Искусство, породившее человеческую личность, есть средство восстановления личности. И здесь Бродский — в который раз! — преподносит новый мощный парадокс: искусство разъединяет человеческую общность.
Не стоит, вероятно, и пояснять, насколько это противоречит утверждениям сотен мыслителей, уповавших как раз на литературу и искусство как средство интеграции человечества. Тезис Бродского резко полемичен вообще, но мы хотели бы выделить получившуюся частную полемику — с Нобелевской лекцией Солженицына, русского предшественника Бродского по высшей литературной награде.
Начав с прославления самоценности литературы, Солженицын затем переходит к ее общественной роли, более всего выделяя именно объединительную функцию. Для него мировая литература — «единое большое сердце, колотящееся о заботах и бедах нашего мира», «общее тело и общий дух, живое сердечное единство, в котором отражается растущее духовное единство человечества».
В данном случае Солженицын традиционен: он верит в поступательное движение прогресса, превратившего дикаря-одиночку в высокоорганизованное общественное существо.
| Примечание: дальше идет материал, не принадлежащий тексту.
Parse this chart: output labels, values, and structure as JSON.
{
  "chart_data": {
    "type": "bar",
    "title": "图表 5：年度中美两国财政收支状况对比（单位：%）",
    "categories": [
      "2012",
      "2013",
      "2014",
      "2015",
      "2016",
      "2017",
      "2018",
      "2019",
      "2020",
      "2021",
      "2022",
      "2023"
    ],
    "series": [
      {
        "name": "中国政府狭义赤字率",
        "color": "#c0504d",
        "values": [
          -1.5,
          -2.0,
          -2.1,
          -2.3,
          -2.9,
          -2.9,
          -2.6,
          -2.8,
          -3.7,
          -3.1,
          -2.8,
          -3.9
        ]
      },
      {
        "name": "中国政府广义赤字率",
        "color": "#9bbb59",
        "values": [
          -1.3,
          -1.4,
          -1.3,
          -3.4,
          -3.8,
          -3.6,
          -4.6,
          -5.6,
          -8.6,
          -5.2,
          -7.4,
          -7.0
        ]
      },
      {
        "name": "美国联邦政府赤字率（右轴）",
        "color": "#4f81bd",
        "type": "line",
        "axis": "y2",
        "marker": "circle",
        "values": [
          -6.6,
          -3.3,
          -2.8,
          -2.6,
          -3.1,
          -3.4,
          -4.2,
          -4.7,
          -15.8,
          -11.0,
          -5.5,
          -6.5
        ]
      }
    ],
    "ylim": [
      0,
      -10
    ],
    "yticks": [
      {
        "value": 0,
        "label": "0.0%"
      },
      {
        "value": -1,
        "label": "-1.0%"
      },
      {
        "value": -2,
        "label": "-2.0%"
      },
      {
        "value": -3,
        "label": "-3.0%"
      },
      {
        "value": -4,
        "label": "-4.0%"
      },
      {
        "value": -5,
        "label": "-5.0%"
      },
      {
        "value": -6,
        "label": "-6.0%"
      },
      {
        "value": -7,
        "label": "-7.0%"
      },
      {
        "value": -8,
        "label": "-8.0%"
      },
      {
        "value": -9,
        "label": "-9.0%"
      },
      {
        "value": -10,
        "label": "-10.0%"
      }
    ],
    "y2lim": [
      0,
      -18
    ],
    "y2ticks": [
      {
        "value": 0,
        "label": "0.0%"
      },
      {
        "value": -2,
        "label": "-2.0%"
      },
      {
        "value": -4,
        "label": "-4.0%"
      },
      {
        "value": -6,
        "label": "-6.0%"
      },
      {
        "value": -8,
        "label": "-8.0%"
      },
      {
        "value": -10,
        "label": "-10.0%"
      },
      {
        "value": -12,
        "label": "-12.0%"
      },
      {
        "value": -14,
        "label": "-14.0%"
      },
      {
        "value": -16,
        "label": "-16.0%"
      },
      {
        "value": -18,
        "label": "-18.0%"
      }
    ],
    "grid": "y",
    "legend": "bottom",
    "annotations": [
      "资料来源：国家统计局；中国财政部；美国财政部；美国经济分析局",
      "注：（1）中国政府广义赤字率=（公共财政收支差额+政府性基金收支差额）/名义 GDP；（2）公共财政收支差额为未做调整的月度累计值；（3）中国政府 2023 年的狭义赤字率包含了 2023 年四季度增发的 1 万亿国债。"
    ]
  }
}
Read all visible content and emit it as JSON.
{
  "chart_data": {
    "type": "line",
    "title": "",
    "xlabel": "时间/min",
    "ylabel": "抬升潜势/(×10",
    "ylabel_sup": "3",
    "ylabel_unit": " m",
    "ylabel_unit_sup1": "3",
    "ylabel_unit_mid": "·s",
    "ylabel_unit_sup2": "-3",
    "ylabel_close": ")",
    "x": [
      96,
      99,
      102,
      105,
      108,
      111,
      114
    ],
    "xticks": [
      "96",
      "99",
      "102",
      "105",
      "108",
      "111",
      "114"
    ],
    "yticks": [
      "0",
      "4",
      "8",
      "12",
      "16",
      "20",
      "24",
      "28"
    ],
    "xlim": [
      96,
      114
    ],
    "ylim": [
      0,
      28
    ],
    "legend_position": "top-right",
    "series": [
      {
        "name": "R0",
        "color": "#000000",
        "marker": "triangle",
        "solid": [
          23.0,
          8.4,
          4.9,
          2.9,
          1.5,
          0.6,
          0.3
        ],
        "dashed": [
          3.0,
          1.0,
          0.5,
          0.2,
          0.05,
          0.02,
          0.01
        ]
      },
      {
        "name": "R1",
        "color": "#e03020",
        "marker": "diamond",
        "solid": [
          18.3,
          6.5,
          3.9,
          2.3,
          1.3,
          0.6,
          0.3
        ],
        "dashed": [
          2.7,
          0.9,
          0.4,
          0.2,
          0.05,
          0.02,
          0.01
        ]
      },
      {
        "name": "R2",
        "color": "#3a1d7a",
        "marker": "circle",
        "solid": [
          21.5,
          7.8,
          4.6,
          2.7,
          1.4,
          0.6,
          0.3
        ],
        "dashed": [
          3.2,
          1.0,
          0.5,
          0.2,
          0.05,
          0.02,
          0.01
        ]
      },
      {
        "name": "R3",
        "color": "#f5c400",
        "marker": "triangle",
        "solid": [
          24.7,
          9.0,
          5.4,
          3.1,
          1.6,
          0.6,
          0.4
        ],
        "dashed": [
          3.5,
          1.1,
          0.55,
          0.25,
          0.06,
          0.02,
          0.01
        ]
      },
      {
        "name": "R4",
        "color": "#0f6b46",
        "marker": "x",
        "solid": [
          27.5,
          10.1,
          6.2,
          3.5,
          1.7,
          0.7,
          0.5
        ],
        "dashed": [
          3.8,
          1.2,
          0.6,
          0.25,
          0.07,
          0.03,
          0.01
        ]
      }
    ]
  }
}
Этот прогресс, согласно традиционной (и солженицынской) точке зрения, продолжается, несмотря на психологические и социальные катастрофы, потрясающие мир — и в особенности мир современный. И искусство, литература есть главное орудие этого прогресса, ведущего к «духовному единству».
Бродский резко отталкивается от такой концепции. Он поворачивает проблему на 180 градусов. «Если искусство чему-то и учит (и художника — в первую голову), то именно частности человеческого существования. Будучи наиболее древней — и наиболее буквальной — формой частного предпринимательства, оно вольно или невольно поощряет в человеке именно его ощущение индивидуальности, уникальности, отдельности — превращая его из общественного животного в личность. Многое можно разделить: хлеб, ложе, убеждения, возлюбленную — но не стихотворение, скажем, Райнера Марии Рильке».
По Бродскому, человеческая личность не прогрессировала за века. Скорее наоборот. В этом убеждении — истоки пристального внимания поэта к античности. Для него человек древности более целен и полон, чем современный человек, который в большей степени является порождением цивилизации, прогресса и всего того, что достигается сообща. Бродского интересуют не изменения в условиях человеческого существования, а развитие личности. Точнее, не развитие, а — состояние. В этом смысле современный человек сильно проигрывает древнему. В интервью семилетней давности Бродский говорил: «Что касется качественных изменений в человеческом сознании, то речь идет во всяком случае не о накоплении, но о потере — определенных понятий, идей, даже, если угодно, знаний, перекладываемых современником из головы в компьютер». И далее: «Античности присущ прямой — без посредников — взгляд на мир: взгляд, никакой оптикой не вооруженный, когда единственная призма, в которой мир преломляется, — ваш собственный хрусталик… Двадцатый век настал только с точки зрения календаря; с точки зрения сознания, чем человек современнее, тем он древнее».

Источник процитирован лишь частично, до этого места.